Le juge d’appel des référés de la Cour administrative d’appel de Bordeaux a rendu, le 18 décembre 2025, une ordonnance précisant le régime de contestation des permis tacites.
Une société a déposé une demande d’autorisation d’urbanisme en avril 2024, laquelle a fait l’objet d’une décision implicite d’acceptation après plusieurs mois de silence administratif.
Le représentant de l’État a sollicité la suspension de cet acte devant le tribunal administratif de Bordeaux, qui a accueilli la requête par une ordonnance du 12 août 2025.
La société bénéficiaire du permis conteste cette décision en soutenant que le déféré préfectoral était tardif et que le projet respecte les dispositions du plan local d’urbanisme.
Le problème juridique central réside dans la détermination du point de départ du délai de recours préfectoral contre une autorisation d’urbanisme acquise tacitement par le pétitionnaire.
La juridiction d’appel confirme la recevabilité du recours et maintient la suspension en raison d’un doute sérieux sur la légalité du projet au regard de sa destination agricole.
L’analyse de cette décision impose d’étudier la validation de la recevabilité du déféré préfectoral avant d’examiner le bien-fondé de la suspension de l’autorisation d’urbanisme litigieuse.

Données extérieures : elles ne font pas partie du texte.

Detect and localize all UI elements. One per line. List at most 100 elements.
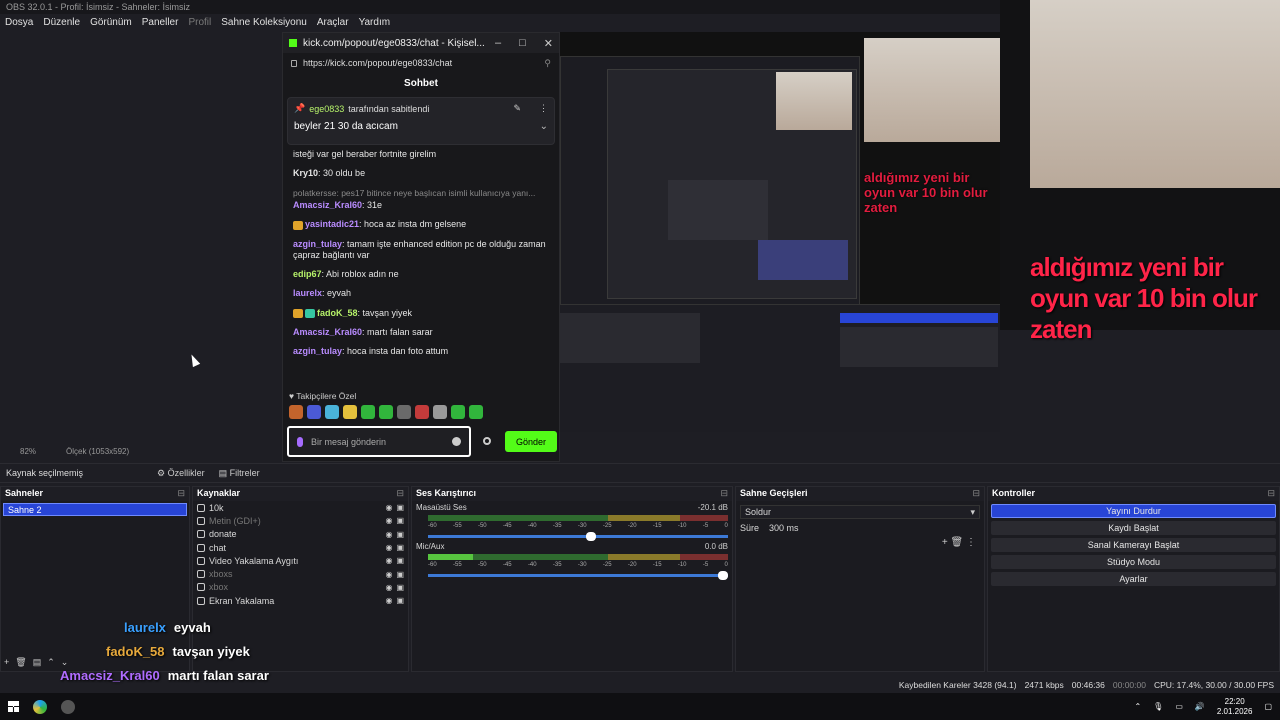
dock-float-icon[interactable]: ⊟ xyxy=(720,488,728,500)
chat-username[interactable]: Amacsiz_Kral60 xyxy=(293,200,362,210)
eye-icon[interactable]: ◉ xyxy=(385,503,392,512)
transition-select[interactable]: Soldur ▾ xyxy=(740,505,980,519)
chat-username[interactable]: edip67 xyxy=(293,269,322,279)
studio-mode-button[interactable]: Stüdyo Modu xyxy=(991,555,1276,569)
pinned-message[interactable]: 📌 ege0833 tarafından sabitlendi ✎ ⋮ beyle… xyxy=(287,97,555,145)
menu-yardim[interactable]: Yardım xyxy=(359,17,391,29)
emote[interactable] xyxy=(343,405,357,419)
duration-input[interactable]: 300 ms xyxy=(769,523,799,533)
extension-icon[interactable]: ⚲ xyxy=(544,58,551,69)
eye-icon[interactable]: ◉ xyxy=(385,583,392,592)
emote[interactable] xyxy=(325,405,339,419)
menu-gorunum[interactable]: Görünüm xyxy=(90,17,132,29)
lock-icon[interactable]: ▣ xyxy=(396,556,404,565)
add-icon[interactable]: + xyxy=(942,537,948,548)
volume-icon[interactable]: 🔊 xyxy=(1195,702,1205,711)
reply-reference[interactable]: polatkersse: pes17 bitince neye başlıcan… xyxy=(293,188,549,199)
lock-icon[interactable]: ▣ xyxy=(396,570,404,579)
source-item[interactable]: chat ◉ ▣ xyxy=(193,541,408,554)
emote[interactable] xyxy=(451,405,465,419)
emote[interactable] xyxy=(307,405,321,419)
volume-knob[interactable] xyxy=(718,571,728,580)
start-icon[interactable] xyxy=(8,701,19,712)
up-icon[interactable]: ⌃ xyxy=(47,657,55,669)
emote[interactable] xyxy=(379,405,393,419)
network-icon[interactable]: ▭ xyxy=(1175,702,1183,711)
chevron-down-icon[interactable]: ⌄ xyxy=(540,121,548,132)
eye-icon[interactable]: ◉ xyxy=(385,516,392,525)
chat-username[interactable]: Amacsiz_Kral60 xyxy=(293,327,362,337)
eye-icon[interactable]: ◉ xyxy=(385,570,392,579)
preview-canvas-left[interactable] xyxy=(0,32,282,442)
volume-slider[interactable] xyxy=(428,571,728,580)
notification-icon[interactable]: ▢ xyxy=(1264,702,1272,711)
settings-button[interactable]: Ayarlar xyxy=(991,572,1276,586)
pinned-user[interactable]: ege0833 xyxy=(309,104,344,114)
source-item[interactable]: Ekran Yakalama ◉ ▣ xyxy=(193,594,408,607)
dock-float-icon[interactable]: ⊟ xyxy=(396,488,404,500)
zoom-level[interactable]: 82% xyxy=(20,447,36,457)
filter-icon[interactable]: ▤ xyxy=(33,657,42,669)
menu-dosya[interactable]: Dosya xyxy=(5,17,33,29)
source-item[interactable]: xbox ◉ ▣ xyxy=(193,581,408,594)
chevron-up-icon[interactable]: ⌃ xyxy=(1134,702,1141,711)
source-item[interactable]: 10k ◉ ▣ xyxy=(193,501,408,514)
menu-profil[interactable]: Profil xyxy=(188,17,211,29)
source-item[interactable]: xboxs ◉ ▣ xyxy=(193,567,408,580)
chat-username[interactable]: yasintadic21 xyxy=(305,219,359,229)
menu-duzenle[interactable]: Düzenle xyxy=(43,17,80,29)
dock-float-icon[interactable]: ⊟ xyxy=(1267,488,1275,500)
emote[interactable] xyxy=(415,405,429,419)
delete-icon[interactable]: 🗑 xyxy=(951,537,964,548)
eye-icon[interactable]: ◉ xyxy=(385,596,392,605)
source-item[interactable]: Metin (GDI+) ◉ ▣ xyxy=(193,514,408,527)
emote[interactable] xyxy=(289,405,303,419)
lock-icon[interactable]: ▣ xyxy=(396,503,404,512)
scale-info[interactable]: Ölçek (1053x592) xyxy=(66,447,129,457)
filters-button[interactable]: ▤ Filtreler xyxy=(219,468,260,479)
scene-item[interactable]: Sahne 2 xyxy=(3,503,187,516)
preview-canvas[interactable]: aldığımız yeni bir oyun var 10 bin olur … xyxy=(560,32,1000,432)
eye-icon[interactable]: ◉ xyxy=(385,556,392,565)
emote[interactable] xyxy=(361,405,375,419)
edge-icon[interactable] xyxy=(33,699,47,714)
maximize-icon[interactable]: □ xyxy=(519,37,526,50)
clock[interactable]: 22:20 2.01.2026 xyxy=(1217,697,1253,716)
unpin-icon[interactable]: ✎ xyxy=(513,103,521,114)
eye-icon[interactable]: ◉ xyxy=(385,543,392,552)
chat-username[interactable]: fadoK_58 xyxy=(317,308,358,318)
lock-icon[interactable]: ▣ xyxy=(396,530,404,539)
dock-float-icon[interactable]: ⊟ xyxy=(177,488,185,500)
more-icon[interactable]: ⋮ xyxy=(539,103,548,114)
add-icon[interactable]: + xyxy=(4,657,9,669)
kick-url[interactable]: https://kick.com/popout/ege0833/chat xyxy=(303,58,452,68)
eye-icon[interactable]: ◉ xyxy=(385,530,392,539)
chat-username[interactable]: azgin_tulay xyxy=(293,239,342,249)
dock-float-icon[interactable]: ⊟ xyxy=(972,488,980,500)
volume-knob[interactable] xyxy=(586,532,596,541)
emote[interactable] xyxy=(397,405,411,419)
chat-username[interactable]: Kry10 xyxy=(293,168,318,178)
start-recording-button[interactable]: Kaydı Başlat xyxy=(991,521,1276,535)
lock-icon[interactable]: ▣ xyxy=(396,516,404,525)
chat-username[interactable]: laurelx xyxy=(293,288,322,298)
menu-araclar[interactable]: Araçlar xyxy=(317,17,349,29)
emote[interactable] xyxy=(433,405,447,419)
menu-sahne-koleksiyonu[interactable]: Sahne Koleksiyonu xyxy=(221,17,307,29)
start-virtual-camera-button[interactable]: Sanal Kamerayı Başlat xyxy=(991,538,1276,552)
lock-icon[interactable]: ▣ xyxy=(396,596,404,605)
lock-icon[interactable]: ▣ xyxy=(396,543,404,552)
delete-icon[interactable]: 🗑 xyxy=(15,657,26,669)
properties-button[interactable]: ⚙ Özellikler xyxy=(157,468,205,479)
volume-slider[interactable] xyxy=(428,532,728,541)
lock-icon[interactable]: ▣ xyxy=(396,583,404,592)
close-icon[interactable]: ✕ xyxy=(544,37,553,50)
obs-icon[interactable] xyxy=(61,699,75,714)
mic-tray-icon[interactable]: 🎙 xyxy=(1153,702,1163,711)
more-icon[interactable]: ⋮ xyxy=(966,537,976,548)
menu-paneller[interactable]: Paneller xyxy=(142,17,179,29)
minimize-icon[interactable]: – xyxy=(495,37,501,50)
source-item[interactable]: donate ◉ ▣ xyxy=(193,528,408,541)
chat-settings-icon[interactable] xyxy=(483,437,491,445)
stop-stream-button[interactable]: Yayını Durdur xyxy=(991,504,1276,518)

I. La validation de la recevabilité du déféré préfectoral
A. L’écartement des griefs relatifs à l’irrégularité de l’ordonnance de première instance
Le juge rejette d’abord les moyens tirés de l’absence de signature et de motivation de l’ordonnance rendue par les premiers juges le 12 août 2025.
L’ordonnance précise que « la minute de l’ordonnance attaquée comporte les signatures prévues à l’article R. 741-7 du code de justice administrative », invalidant ainsi toute critique formelle.
La juridiction souligne également que la société avait expressément renoncé à certaines fins de non-recevoir lors de l’audience publique, rendant inopérant le grief d’omission à statuer.
La motivation de la décision initiale est jugée suffisante puisque le juge des référés a répondu avec précision aux moyens soulevés par les parties en présence.
B. La fixation du point de départ du délai de recours à la date de transmission de l’acte
La cour rappelle que le délai de deux mois pour déférer un permis tacite ne court qu’à compter de sa transmission effective au représentant de l’État.
Le juge affirme que « le délai du déféré n’a donc commencé à courir (…) que le 23 mai 2025 », date à laquelle le certificat a été communiqué.
La société ne parvient pas à démontrer une transmission antérieure, d’autant que le décret du 15 novembre 2023 a supprimé l’obligation de transmission immédiate des dossiers.
La régularité procédurale étant confirmée, la cour peut alors se prononcer sur le caractère sérieux des moyens de légalité invoqués contre le permis de construire contesté.
II. La confirmation du doute sérieux sur la légalité du projet
A. L’insuffisance des justifications relatives à la destination agricole des constructions
La suspension est maintenue car la société n’apporte pas de précisions suffisantes pour démontrer que son projet consiste réellement en une exploitation agricole conforme au règlement.
Le juge considère que les moyens tirés de la méconnaissance du règlement de zone A sont de nature à faire naître un « doute sérieux quant à la légalité ».
Le dossier de demande est suspecté d’être incomplet, empêchant l’autorité administrative d’apprécier la compatibilité des travaux avec les règles de protection des espaces naturels et agricoles.
La défense de la société se limite à des affirmations générales sans preuves concrètes, ce qui ne permet pas de renverser l’appréciation portée par le premier juge.
B. Le maintien de la mesure de sauvegarde au titre du contrôle de légalité
Le rejet de la requête d’appel assure la préservation de l’ordre juridique local en attendant le jugement au fond sur la validité du permis de construire.
La cour rejette les conclusions de la société et confirme que « c’est à tort » qu’elle contestait la décision de suspension prononcée par le tribunal administratif bordelais.
Cette solution illustre la rigueur du contrôle exercé sur les autorisations d’urbanisme tacites, dont la naissance n’interdit pas une vérification ultérieure de leur conformité substantielle.
La décision finale impose ainsi le respect des procédures de transmission tout en sanctionnant les projets dont la nature agricole ne ressort pas clairement des pièces produites.